There are two kinds of integrals: indefinite and definite.
The indefinite integral of a function $f(x)$ is represented as:
$$ \int f(x) \, dx $$
The indefinite integral is an antiderivative, meaning a function $F(x)$ such that $F'(x) = f(x)$. A function can have multiple antiderivatives, resulting in a set of antiderivatives. If the domain of the function is an interval, then the antiderivatives of the function would be $F(x) + C$, where $F(x)$ is an antiderivative and $C$ is a constant. It is written as:
$$ \int f(x) \ dx = F(x) + C $$
The definite integral of a function $f(x)$ over the interval $[a, b]$ is represented as:
$$ \int_{a}^{b} f(x) \ dx $$
The definite integral is related to the area under the curve of $f(x)$ from $x = a$ to $x = b$. It can be defined in several ways, with the most basic being the Riemann integral definition. The definite integral can be thought of as the sum of infinitesimal differences over the interval $[a, b]$.

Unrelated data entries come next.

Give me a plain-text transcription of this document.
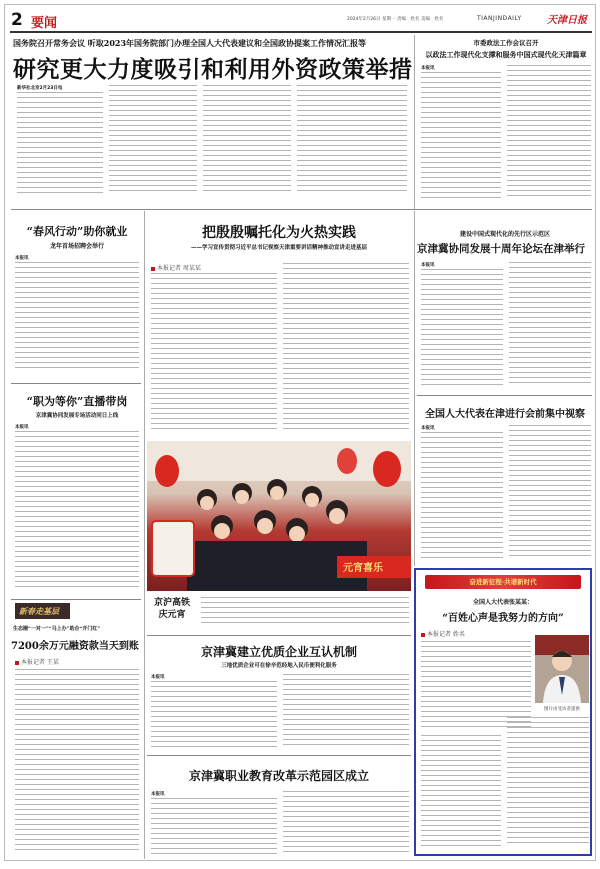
2 要闻	2024年2月26日 星期一 责编：姓名 美编：姓名	TIANJINDAILY	天津日报
国务院召开常务会议 听取2023年国务院部门办理全国人大代表建议和全国政协提案工作情况汇报等
研究更大力度吸引和利用外资政策举措
新华社北京2月23日电
市委政法工作会议召开
以政法工作现代化支撑和服务中国式现代化天津篇章
本报讯
“春风行动”助你就业
龙年首场招聘会举行
本报讯
“职为等你”直播带岗
京津冀协同发展专场活动同日上线
本报讯
新春走基层
生态圈“一对一”“马上办”助企“开门红”
7200余万元融资款当天到账
本报记者 王某
把殷殷嘱托化为火热实践
——学习宣传贯彻习近平总书记视察天津重要讲话精神推动宣讲走进基层
本报记者 周某某
元宵喜乐
京沪高铁庆元宵
京津冀建立优质企业互认机制
三地优质企业可在徐辛范经地入民币便利化服务
本报讯
京津冀职业教育改革示范园区成立
本报讯
建设中国式现代化的先行区示范区
京津冀协同发展十周年论坛在津举行
本报讯
全国人大代表在津进行会前集中视察
本报讯
奋进新征程·共谱新时代
全国人大代表张某某：
“百姓心声是我努力的方向”
本报记者 姓名
图片由受访者提供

These two definitions are equivalent in a certain way due to the Fundamental Theorems of Calculus.
If $f$ is continuous on $[a, b]$ and $F(x)$ is defined as :
$$ F(x) = \int_{a}^{x} f(t) \, dt $$
Then $F$ is differentiable on $(a, b)$, and $F'(x) = f(x)$.
So, the indefinite integral can be viewed as a definite integral with a variable upper limit and an added constant $C$:
$$ \int f(x) \, dx = \int_{a}^{x} f(t) \, dt + C $$
It is a very bad habit to use the same name for the variable o be integrated and the limit. So better write$\int_0^x f(t)dt$. And your summation sign makes no sense; there should be a limit. $\int_0^x f(t)dt=F(x)-F(0)$ while $\int f(x)dx=F(x)+C$ where F is the antiderivative and C any constant.